By NEMS Daily Journal

The quality of life in any city begins with neighborhoods. They are the building blocks for everything else.
People’s first and primary association with a community is the area in which they live. If a neighborhood is safe, well-maintained and full of friendly people with a sense of connection to one another, residents generally will feel good about their city.
That positive outlook transfers to broader community efforts and enhances the attractiveness of the city to outsiders.
Strong neighborhoods not only give their own residents a sense of pride and accomplishment, they provide both a model and a challenge to others to follow suit. When neighbors experience their collective power to improve their surroundings, increased engagement in the wider community generally follows.
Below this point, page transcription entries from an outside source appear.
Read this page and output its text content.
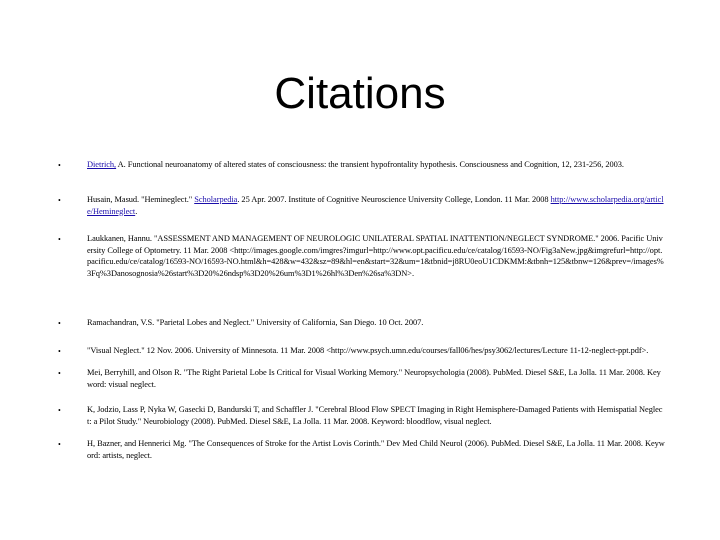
Citations
•	Dietrich, A. Functional neuroanatomy of altered states of consciousness: the transient hypofrontality hypothesis. Consciousness and Cognition, 12, 231-256, 2003.
•	Husain, Masud. "Hemineglect." Scholarpedia. 25 Apr. 2007. Institute of Cognitive Neuroscience University College, London. 11 Mar. 2008 http://www.scholarpedia.org/article/Hemineglect.
•	Laukkanen, Hannu. "ASSESSMENT AND MANAGEMENT OF NEUROLOGIC UNILATERAL SPATIAL INATTENTION/NEGLECT SYNDROME." 2006. Pacific University College of Optometry. 11 Mar. 2008 <http://images.google.com/imgres?imgurl=http://www.opt.pacificu.edu/ce/catalog/16593-NO/Fig3aNew.jpg&imgrefurl=http://opt.pacificu.edu/ce/catalog/16593-NO/16593-NO.html&h=428&w=432&sz=89&hl=en&start=32&um=1&tbnid=j8RU0eoU1CDKMM:&tbnh=125&tbnw=126&prev=/images%3Fq%3Danosognosia%26start%3D20%26ndsp%3D20%26um%3D1%26hl%3Den%26sa%3DN>.
•	Ramachandran, V.S. "Parietal Lobes and Neglect." University of California, San Diego. 10 Oct. 2007.
•	"Visual Neglect." 12 Nov. 2006. University of Minnesota. 11 Mar. 2008 <http://www.psych.umn.edu/courses/fall06/hes/psy3062/lectures/Lecture 11-12-neglect-ppt.pdf>.
•	Mei, Berryhill, and Olson R. "The Right Parietal Lobe Is Critical for Visual Working Memory." Neuropsychologia (2008). PubMed. Diesel S&E, La Jolla. 11 Mar. 2008. Keyword: visual neglect.
•	K, Jodzio, Lass P, Nyka W, Gasecki D, Bandurski T, and Schaffler J. "Cerebral Blood Flow SPECT Imaging in Right Hemisphere-Damaged Patients with Hemispatial Neglect: a Pilot Study." Neurobiology (2008). PubMed. Diesel S&E, La Jolla. 11 Mar. 2008. Keyword: bloodflow, visual neglect.
•	H, Bazner, and Hennerici Mg. "The Consequences of Stroke for the Artist Lovis Corinth." Dev Med Child Neurol (2006). PubMed. Diesel S&E, La Jolla. 11 Mar. 2008. Keyword: artists, neglect.
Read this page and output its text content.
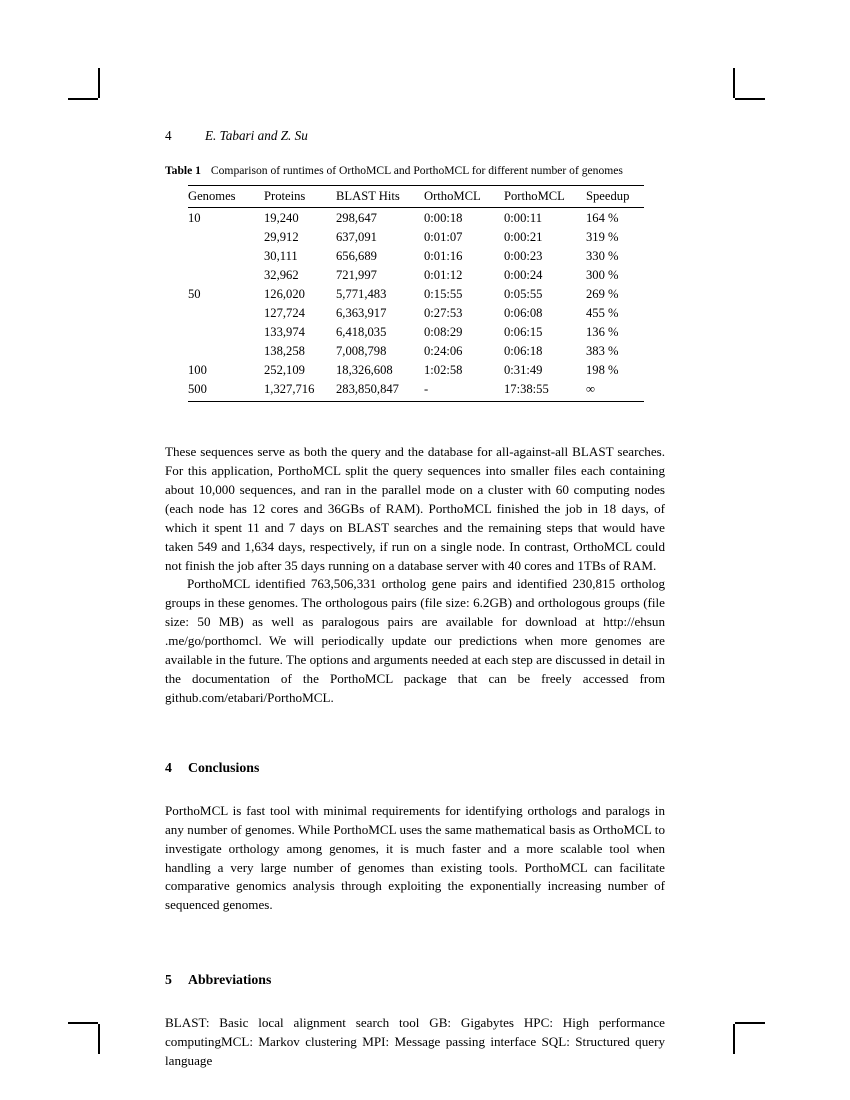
4	E. Tabari and Z. Su
Table 1 Comparison of runtimes of OrthoMCL and PorthoMCL for different number of genomes
Genomes	Proteins	BLAST Hits	OrthoMCL	PorthoMCL	Speedup
10	19,240	298,647	0:00:18	0:00:11	164 %
	29,912	637,091	0:01:07	0:00:21	319 %
	30,111	656,689	0:01:16	0:00:23	330 %
	32,962	721,997	0:01:12	0:00:24	300 %
50	126,020	5,771,483	0:15:55	0:05:55	269 %
	127,724	6,363,917	0:27:53	0:06:08	455 %
	133,974	6,418,035	0:08:29	0:06:15	136 %
	138,258	7,008,798	0:24:06	0:06:18	383 %
100	252,109	18,326,608	1:02:58	0:31:49	198 %
500	1,327,716	283,850,847	-	17:38:55	∞

These sequences serve as both the query and the database for all-against-all BLAST searches. For this application, PorthoMCL split the query sequences into smaller files each containing about 10,000 sequences, and ran in the parallel mode on a cluster with 60 computing nodes (each node has 12 cores and 36GBs of RAM). PorthoMCL finished the job in 18 days, of which it spent 11 and 7 days on BLAST searches and the remaining steps that would have taken 549 and 1,634 days, respectively, if run on a single node. In contrast, OrthoMCL could not finish the job after 35 days running on a database server with 40 cores and 1TBs of RAM.

PorthoMCL identified 763,506,331 ortholog gene pairs and identified 230,815 ortholog groups in these genomes. The orthologous pairs (file size: 6.2GB) and orthologous groups (file size: 50 MB) as well as paralogous pairs are available for download at http://ehsun .me/go/porthomcl. We will periodically update our predictions when more genomes are available in the future. The options and arguments needed at each step are discussed in detail in the documentation of the PorthoMCL package that can be freely accessed from github.com/etabari/PorthoMCL.

4	Conclusions

PorthoMCL is fast tool with minimal requirements for identifying orthologs and paralogs in any number of genomes. While PorthoMCL uses the same mathematical basis as OrthoMCL to investigate orthology among genomes, it is much faster and a more scalable tool when handling a very large number of genomes than existing tools. PorthoMCL can facilitate comparative genomics analysis through exploiting the exponentially increasing number of sequenced genomes.

5	Abbreviations

BLAST: Basic local alignment search tool GB: Gigabytes HPC: High performance computingMCL: Markov clustering MPI: Message passing interface SQL: Structured query language
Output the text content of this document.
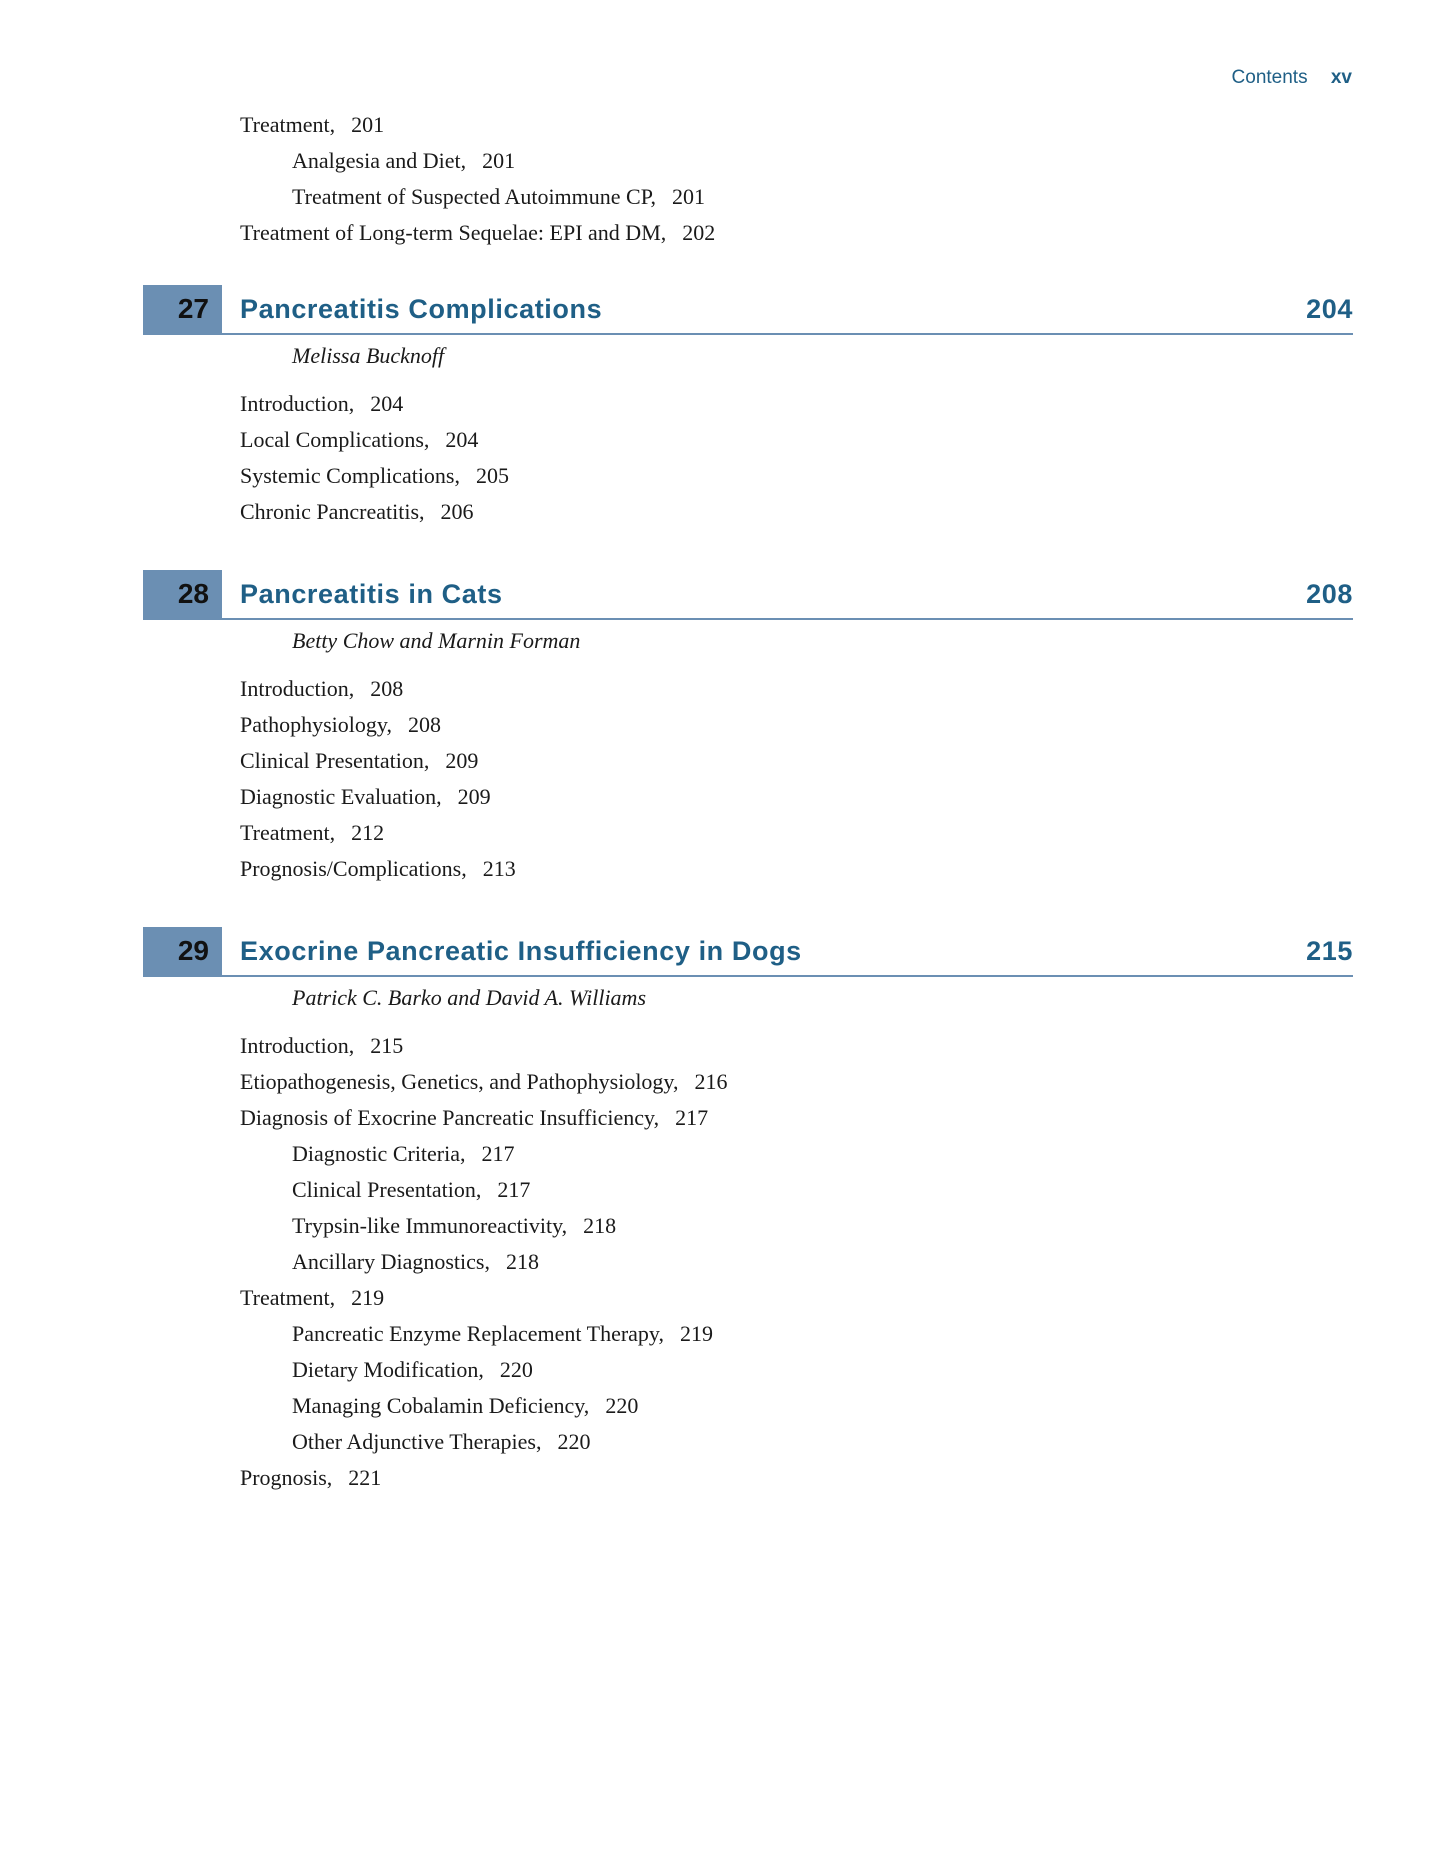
Contents xv
Treatment, 201
Analgesia and Diet, 201
Treatment of Suspected Autoimmune CP, 201
Treatment of Long-term Sequelae: EPI and DM, 202
27	Pancreatitis Complications	204
Melissa Bucknoff
Introduction, 204
Local Complications, 204
Systemic Complications, 205
Chronic Pancreatitis, 206
28	Pancreatitis in Cats	208
Betty Chow and Marnin Forman
Introduction, 208
Pathophysiology, 208
Clinical Presentation, 209
Diagnostic Evaluation, 209
Treatment, 212
Prognosis/Complications, 213
29	Exocrine Pancreatic Insufficiency in Dogs	215
Patrick C. Barko and David A. Williams
Introduction, 215
Etiopathogenesis, Genetics, and Pathophysiology, 216
Diagnosis of Exocrine Pancreatic Insufficiency, 217
Diagnostic Criteria, 217
Clinical Presentation, 217
Trypsin-like Immunoreactivity, 218
Ancillary Diagnostics, 218
Treatment, 219
Pancreatic Enzyme Replacement Therapy, 219
Dietary Modification, 220
Managing Cobalamin Deficiency, 220
Other Adjunctive Therapies, 220
Prognosis, 221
Conversely, weak or neglected neighborhoods are contagious. Blight, crime or other kinds of deterioration usually don’t stay confined to one area of a city. If not reversed, they spread, accelerating a cycle of decline.
Tupelo in recent years has worked hard to strengthen its neighborhoods, including revitalizing areas that were deteriorating. A consensus has emerged that no neighborhood can or should be written off, that all neighborhoods – old or new, of whatever income level – can not only stabilize but improve in livability and economic value. But it won’t happen without a concerted, intentional effort.
Since Mayor Jack Reed Jr. took office last summer, he’s preached the all-neighborhoods-should-be-strong message. And on Saturday, a community-wide gathering brought the message home.
“A Celebration of Tupelo Neighborhoods,” sponsored by the Mayor’s Task Force on Neighborhoods, drew representatives from neighborhood associations across the city – those who have been involved in neighborhood improvement process for a while, and those that are just beginning.
The city has challenged residents with a Neighborhood Impact Awards Program designed to encourage and fund improvement projects. Fifteen neighborhood associations representing about 20,000 of Tupelo’s residents already exist; more are needed to cover the entire city.
Saturday’s gathering at the BancorpSouth Arena is the kind of event that can help galvanize community efforts by the sharing of knowledge gained through experience and networking among various groups. We hope it will be the kickoff for the best year yet in Tupelo for neighborhood improvement.
It’s clear that any city is only as strong as its weakest neighborhoods. Tupelo’s challenge is simultaneously to develop new, thriving neighborhoods and neighborhood models that may be different from the past, while restoring and revitalizing those that have been around a long time.
Nothing is any more important to the future vitality of the city.